Rebel MP stirs NZ 'bribery' row

July 1, 1992
Issue 

By David Robie

AUCKLAND — Barely six months ago, maverick Maori politician Winston Peters was by far the government's most popular cabinet minister and was being tipped as a future prime minister. Today he is fighting for his political life.

Dumped as Maori affairs minister because of his outspoken criticism of the government's privatisation policies, Peters has remained a thorn in the side of Prime Minister Jim Bolger.

Now his allegations of bribery in an Australian television documentary and his naming of six top New Zealand business people in parliament have drawn a petition from colleagues demanding his expulsion from the governing National Party.

In other allegations, the son of a former MP claimed a Business Roundtable member offered his father $15,000 in 1978 for information about a fellow MP, and former prime minister Robert Muldoon said he had earlier reported concern about "tagged" business donations to senior party officials. Business Roundtable is an influential organisation of the business elite.

A party national executive hearing will shortly rule on Peters' future, but the furore has shaken the country's establishment.

In opinion polls, Peters still remains the most preferred government politician as prime minister, and many New Zealanders regard him as one of the few MPs with the courage to speak out in parliament.

Another poll indicated 81% of New Zealanders believed there was corruption in the country's political life despite the government's claims to the contrary.

Peters has demanded a public inquiry into the sale of the state-

owned Bank of New Zealand. He alleges "irregularities" involving an injection of $1 billion of taxpayers' funds.

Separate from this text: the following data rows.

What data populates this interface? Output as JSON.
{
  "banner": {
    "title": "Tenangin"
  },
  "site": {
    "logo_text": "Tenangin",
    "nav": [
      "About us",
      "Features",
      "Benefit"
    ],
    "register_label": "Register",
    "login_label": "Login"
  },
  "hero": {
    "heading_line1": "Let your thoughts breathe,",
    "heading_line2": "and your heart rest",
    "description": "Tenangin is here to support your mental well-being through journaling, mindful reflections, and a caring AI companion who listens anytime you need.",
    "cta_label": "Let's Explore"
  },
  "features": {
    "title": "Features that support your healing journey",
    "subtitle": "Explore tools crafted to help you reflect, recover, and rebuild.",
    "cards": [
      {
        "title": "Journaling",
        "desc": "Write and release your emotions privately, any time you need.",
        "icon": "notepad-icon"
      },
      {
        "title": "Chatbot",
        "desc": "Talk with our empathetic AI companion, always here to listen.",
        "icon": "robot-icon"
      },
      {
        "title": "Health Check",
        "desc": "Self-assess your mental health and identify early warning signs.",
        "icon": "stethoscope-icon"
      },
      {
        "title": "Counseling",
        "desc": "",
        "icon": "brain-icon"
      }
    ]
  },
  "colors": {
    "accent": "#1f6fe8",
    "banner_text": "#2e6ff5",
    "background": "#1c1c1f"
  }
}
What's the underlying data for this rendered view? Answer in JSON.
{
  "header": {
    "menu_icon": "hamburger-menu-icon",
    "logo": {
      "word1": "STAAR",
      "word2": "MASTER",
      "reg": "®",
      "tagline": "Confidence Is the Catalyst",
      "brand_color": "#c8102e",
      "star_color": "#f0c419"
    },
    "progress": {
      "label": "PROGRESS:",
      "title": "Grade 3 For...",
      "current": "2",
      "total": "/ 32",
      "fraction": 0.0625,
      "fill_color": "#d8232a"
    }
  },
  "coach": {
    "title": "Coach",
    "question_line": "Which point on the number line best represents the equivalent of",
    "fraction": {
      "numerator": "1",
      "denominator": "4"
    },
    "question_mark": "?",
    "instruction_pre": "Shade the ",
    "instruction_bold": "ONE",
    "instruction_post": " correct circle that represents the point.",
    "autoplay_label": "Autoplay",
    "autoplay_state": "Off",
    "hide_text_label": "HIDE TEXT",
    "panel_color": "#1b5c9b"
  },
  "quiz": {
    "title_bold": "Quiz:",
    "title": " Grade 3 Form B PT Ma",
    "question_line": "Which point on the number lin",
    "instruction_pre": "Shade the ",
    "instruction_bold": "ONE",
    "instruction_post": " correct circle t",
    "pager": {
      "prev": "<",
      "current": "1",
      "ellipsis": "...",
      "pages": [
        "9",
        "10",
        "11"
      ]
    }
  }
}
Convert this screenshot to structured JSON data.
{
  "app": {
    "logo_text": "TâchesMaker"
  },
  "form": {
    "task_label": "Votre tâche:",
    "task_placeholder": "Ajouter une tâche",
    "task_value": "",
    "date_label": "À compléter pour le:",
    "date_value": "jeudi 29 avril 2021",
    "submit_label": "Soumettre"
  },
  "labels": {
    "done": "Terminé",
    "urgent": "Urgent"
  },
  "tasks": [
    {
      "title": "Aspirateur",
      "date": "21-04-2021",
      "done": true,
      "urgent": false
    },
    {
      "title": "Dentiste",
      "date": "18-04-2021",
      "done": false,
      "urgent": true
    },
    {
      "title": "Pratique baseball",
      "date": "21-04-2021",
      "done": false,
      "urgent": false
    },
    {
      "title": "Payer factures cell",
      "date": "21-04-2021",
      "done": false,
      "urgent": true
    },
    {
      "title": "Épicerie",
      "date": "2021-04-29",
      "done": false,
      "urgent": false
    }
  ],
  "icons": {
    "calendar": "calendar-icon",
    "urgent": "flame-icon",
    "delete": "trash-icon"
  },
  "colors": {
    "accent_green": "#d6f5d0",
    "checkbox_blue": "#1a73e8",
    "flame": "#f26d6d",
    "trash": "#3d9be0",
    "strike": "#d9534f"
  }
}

When the then Labour government bailed out the bank in 1989, a secret deal took place. Capital Markets — an associate company of merchant bankers Fay Richwhite, which has backed New Zealand's last three ill-fated America's Cup bids — bought 30% of the bank.

The deal cost $308 million, mostly borrowed from the State Bank of South Australia. Bolger's incoming National government spent $620 million trying to rescue the bank and paid further large sums to business interests on advisory fees and shares.

The Peters controversy recalls a row over a Television NZ Frontline documentary screened two years ago: For the Public Good. This exposed the influence on the Labour government's policies by interests such as the Business Roundtable.

Cabinet ministers and business people filed defamation cases against TVNZ seeking damages totalling $7 million. Three investigative journalists involved in the program lost their jobs and were black-listed by the NZ media even though it was

widely accepted that the substance of their program was accurate.

"The nation's journalists, with a few honourable exceptions, turned on the Frontline team too", wrote Bruce Jesson, editor of the Republican — New Zealand's closest publication to Green Left. "Some responded cynically, saying that big business has always funded political parties.

"Others attacked the program for its dramatisation of events. In effect, the journalistic pack was covering for its own gutlessness. New Zealand has the tamest media in the world. Unwilling to challenge politicians or business interests, it will deal harshly with anyone who steps out of line."

As well as being an outspoken political journalist, Jesson was recently elected to the Auckland Regional Council on the New Labour-Alliance ticket.

The program's director, Bronwen Reid, is now New Zealand correspondent for Time. Producer Murray McLaughlin now works for the ABC current affairs program Four Corners.

McLaughlin recently returned to New Zealand to make a new controversial documentary, The Kiwi Experiment, an updated investigation of asset sales and economic policy under the Bolger government.

The documentary accuses TVNZ of having invested $20 million in the latest America's Cup bid by Sir Michael Fay and having "bought a lemon". The state-owned network denies this, although it clearly invested heavily in an advertising campaign which foundered when the NZ yacht failed to make the challenge final.

McLaughlin's program contrasts this big spending with recession, the failed economic experiment and growing poverty. Fay Richwhite is also shown to have been a major beneficiary of the privatisation process, earning substantial fees as advisers to controversial deals.

NZ television stations refused to screen the program, but packed public screenings of pirate copies have been organised by progressive political groups. An on-screen allegation by Peters that he had been offered money by a businessman to support free market policies has caused a storm. He added that other MPs had received financial inducements.

After angry insults from other MPs and a demand for a parliamentary inquiry by opposition leader Mike Moore, Prime Minister Bolger angrily ordered Peters to "put up or shut up".

A week later, Peters gave a statement to parliament naming five Roundtable businessmen and alleging that another, Selwyn Cushing, had offered him up to $50,000 to change his economic views to support deregulation and privatisation.

Evidence was not produced. Cushing, a senior director of one of New Zealand's major companies, Brierley Investments, but not a Roundtable member, denied the accusation.

Government MPs petitioned Bolger for the expulsion of Peters from the party, and party officials have agreed to hold a hearing. However, one of two MPs defending Peters warned

that if Peters is expelled a judicial review will be sought which would sorely embarrass the party further.